I am pleased that the Nature Heritage Fund has created two scenic reserves totalling 189 hectares at Whanganui Inlet near Kaihoka in Golden Bay. They paid the owners half a million. There is a proposal that all rural land on Golden Bay's northwest coast be given protection as an "outstanding natural landscape" but the owners of this sold land disagree with that because they say that, "Outstanding landscape is because of outstanding management
" and they require compensation because they have maintained the outstanding landscape by not subdividing it, planting pine trees or neglecting it - I think they have the cart before the horse - the landscape is outstanding because it is outstanding, not because of some temporary owners activities. Neglecting the land, as in not commercialising it, may have been the best thing for it and has certainly helped other blocks that were too inaccessible or too hard to develop.
Nelson Mail
The purchase includes 12ha of unique, northern cedar forest on stabilised dunes adjoining the Kaihoka Lakes Scenic Reserve.

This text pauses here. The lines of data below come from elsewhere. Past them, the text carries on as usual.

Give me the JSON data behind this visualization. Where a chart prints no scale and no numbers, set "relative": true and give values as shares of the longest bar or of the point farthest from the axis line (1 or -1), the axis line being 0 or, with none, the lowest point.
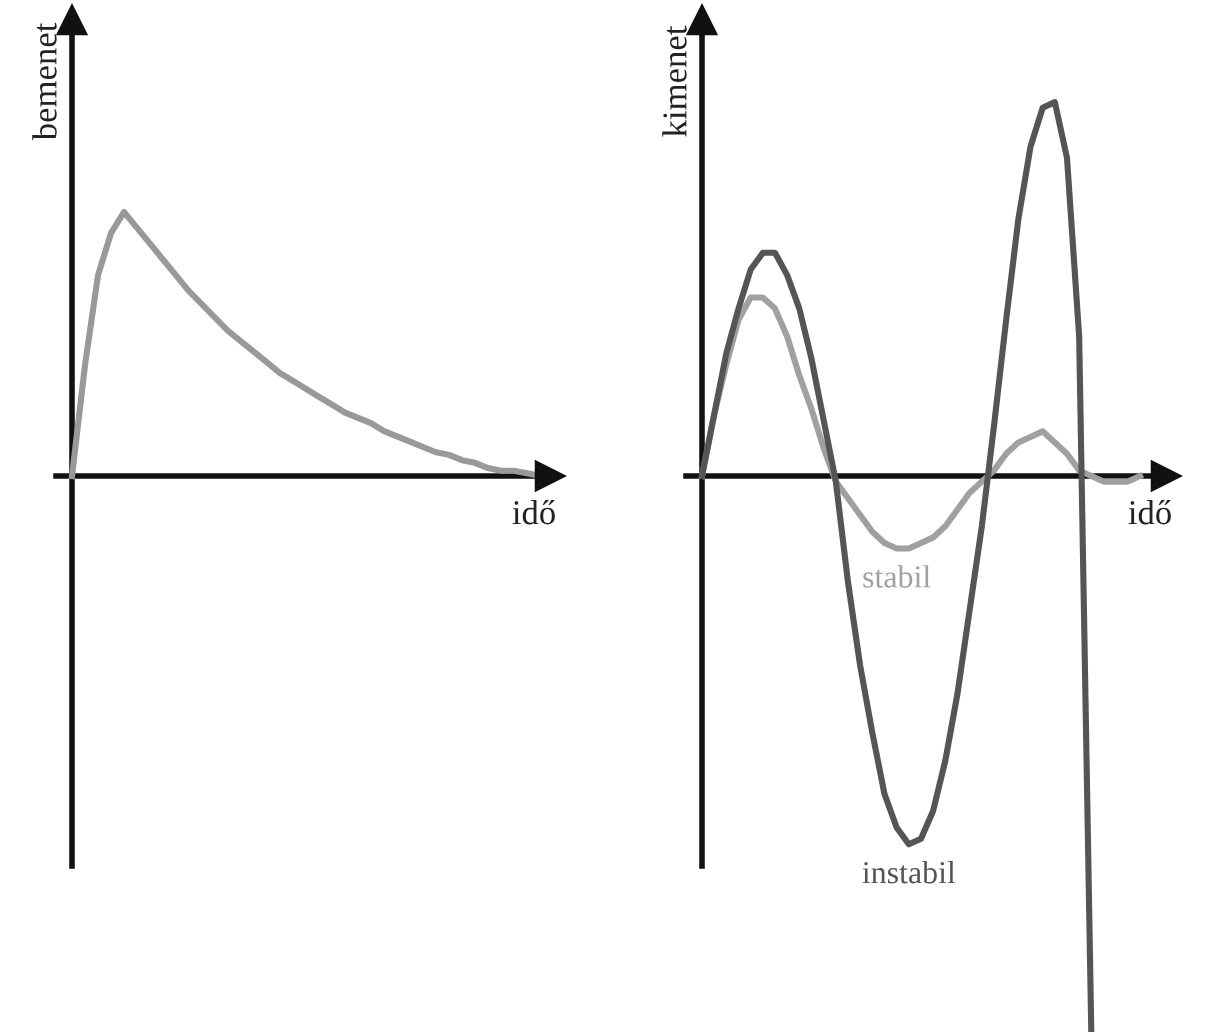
{
  "chart_data": [
    {
      "type": "line",
      "relative": true,
      "ylabel": "bemenet",
      "xlabel": "idő",
      "categories": [
        null,
        null,
        null,
        null,
        null,
        null,
        null,
        null,
        null,
        null,
        null,
        null,
        null,
        null,
        null,
        null,
        null,
        null,
        null,
        null,
        null,
        null,
        null,
        null,
        null,
        null,
        null,
        null,
        null,
        null,
        null,
        null,
        null,
        null,
        null,
        null,
        null
      ],
      "series": [
        {
          "color": "#999999",
          "values": [
            0,
            0.42,
            0.76,
            0.92,
            1,
            0.94,
            0.88,
            0.82,
            0.76,
            0.7,
            0.65,
            0.6,
            0.55,
            0.51,
            0.47,
            0.43,
            0.39,
            0.36,
            0.33,
            0.3,
            0.27,
            0.24,
            0.22,
            0.2,
            0.17,
            0.15,
            0.13,
            0.11,
            0.09,
            0.08,
            0.06,
            0.05,
            0.03,
            0.02,
            0.02,
            0.01,
            0
          ]
        }
      ],
      "legend": false
    },
    {
      "type": "line",
      "relative": true,
      "ylabel": "kimenet",
      "xlabel": "idő",
      "categories": [
        null,
        null,
        null,
        null,
        null,
        null,
        null,
        null,
        null,
        null,
        null,
        null,
        null,
        null,
        null,
        null,
        null,
        null,
        null,
        null,
        null,
        null,
        null,
        null,
        null,
        null,
        null,
        null,
        null,
        null,
        null,
        null,
        null,
        null,
        null,
        null,
        null
      ],
      "series": [
        {
          "name": "stabil",
          "color": "#a0a0a0",
          "values": [
            0,
            0.11,
            0.2,
            0.28,
            0.32,
            0.32,
            0.3,
            0.25,
            0.18,
            0.12,
            0.05,
            -0.01,
            -0.04,
            -0.07,
            -0.1,
            -0.12,
            -0.13,
            -0.13,
            -0.12,
            -0.11,
            -0.09,
            -0.06,
            -0.03,
            -0.01,
            0.01,
            0.04,
            0.06,
            0.07,
            0.08,
            0.06,
            0.04,
            0.01,
            0,
            -0.01,
            -0.01,
            -0.01,
            0
          ]
        },
        {
          "name": "instabil",
          "color": "#555555",
          "values": [
            0,
            0.11,
            0.22,
            0.3,
            0.37,
            0.4,
            0.4,
            0.36,
            0.3,
            0.21,
            0.1,
            -0.01,
            -0.19,
            -0.34,
            -0.46,
            -0.57,
            -0.63,
            -0.66,
            -0.65,
            -0.6,
            -0.51,
            -0.39,
            -0.24,
            -0.09,
            0.09,
            0.28,
            0.46,
            0.59,
            0.66,
            0.67,
            0.57,
            0.25,
            -1,
            null,
            null,
            null,
            null
          ]
        }
      ],
      "legend": false
    }
  ]
}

The 177ha block to the north has a sequence of indigenous vegetation spanning lowland through to coastal vegetation on a variety of landforms. The larger block has a diverse array of regionally rare plant communities, including salt turfs on coastal cliffs, and others found on low-fertility conglomerate. The salt turfs are nationally rare and contain four plant species that are either nationally threatened or at risk, including native orchids. They also host wildlife like the South Island fernbird and Nelson green gecko.
If we have to pay then let's pay and get these ecosystems protected.